Digital World was incorporated in Miami a month after Mr. Trump lost the 2020 election.
The company filed for an initial public stock offering this spring, and it sold shares to the public on the Nasdaq stock exchange last month. The I.P.O. raised about $283 million, and Digital World drummed up another $11 million by selling shares to investors through a so-called private placement.
Digital World is backed by some marquee Wall Street names and others with high-powered connections. In regulatory filings after the I.P.O., major hedge funds including D.E. Shaw, Highbridge Capital Management, Lighthouse Partners and Saba Capital Management have reported owning substantial percentages of Digital World.

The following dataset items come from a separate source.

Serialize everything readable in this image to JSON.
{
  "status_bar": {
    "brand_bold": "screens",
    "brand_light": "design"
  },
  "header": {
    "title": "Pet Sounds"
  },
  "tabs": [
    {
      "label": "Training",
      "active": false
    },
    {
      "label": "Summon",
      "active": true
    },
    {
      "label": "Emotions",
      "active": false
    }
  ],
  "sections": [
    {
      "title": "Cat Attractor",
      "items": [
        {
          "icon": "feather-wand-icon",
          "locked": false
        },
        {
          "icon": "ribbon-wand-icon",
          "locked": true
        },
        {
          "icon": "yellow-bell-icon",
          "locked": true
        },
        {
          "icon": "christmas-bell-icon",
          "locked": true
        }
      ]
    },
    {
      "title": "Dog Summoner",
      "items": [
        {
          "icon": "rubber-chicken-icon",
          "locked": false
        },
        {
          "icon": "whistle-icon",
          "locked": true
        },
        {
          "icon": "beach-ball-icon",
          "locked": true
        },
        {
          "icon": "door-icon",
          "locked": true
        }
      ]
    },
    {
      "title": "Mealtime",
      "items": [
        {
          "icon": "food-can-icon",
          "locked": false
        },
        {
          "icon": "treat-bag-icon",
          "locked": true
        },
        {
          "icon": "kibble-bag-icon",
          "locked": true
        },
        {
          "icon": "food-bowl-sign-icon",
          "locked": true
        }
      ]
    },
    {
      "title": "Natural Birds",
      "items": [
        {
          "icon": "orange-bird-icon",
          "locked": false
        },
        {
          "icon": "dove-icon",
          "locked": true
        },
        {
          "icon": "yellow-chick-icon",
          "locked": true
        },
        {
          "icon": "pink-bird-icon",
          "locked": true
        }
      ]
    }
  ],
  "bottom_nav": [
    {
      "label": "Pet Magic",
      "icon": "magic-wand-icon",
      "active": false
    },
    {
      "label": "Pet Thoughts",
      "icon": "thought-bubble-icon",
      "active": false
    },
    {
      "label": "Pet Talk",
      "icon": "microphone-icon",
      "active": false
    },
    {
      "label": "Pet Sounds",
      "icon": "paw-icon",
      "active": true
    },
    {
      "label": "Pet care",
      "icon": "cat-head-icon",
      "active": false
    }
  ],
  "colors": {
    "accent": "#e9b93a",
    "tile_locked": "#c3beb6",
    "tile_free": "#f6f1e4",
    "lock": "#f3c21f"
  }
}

Digital World’s chief executive is Patrick F. Orlando, a former employee of investment banks including the German Deutsche Bank, where he specialized in the trading of financial instruments known as derivatives. He created his own investment bank, Benessere Capital, in 2012, according to a recent regulatory filing.
Digital World’s chief financial officer, Luis Orleans-Braganza, is a member of Brazil’s National Congress.
Mr. Orlando disclosed in a recent filing that he owned nearly 18 percent of the company’s outstanding stock. Mr. Orlando and representatives for Digital World did not immediately respond to requests for comment.
This is not Mr. Orlando’s first blank-check company. He has created at least two others, including one, Yunhong International, that is incorporated in the offshore tax haven of the Cayman Islands.
At the time that investors bought shares in Digital World, it had not disclosed what, if any, companies it planned to acquire. On its website, Digital World said that its goal was “to focus on combining with a leading tech company.”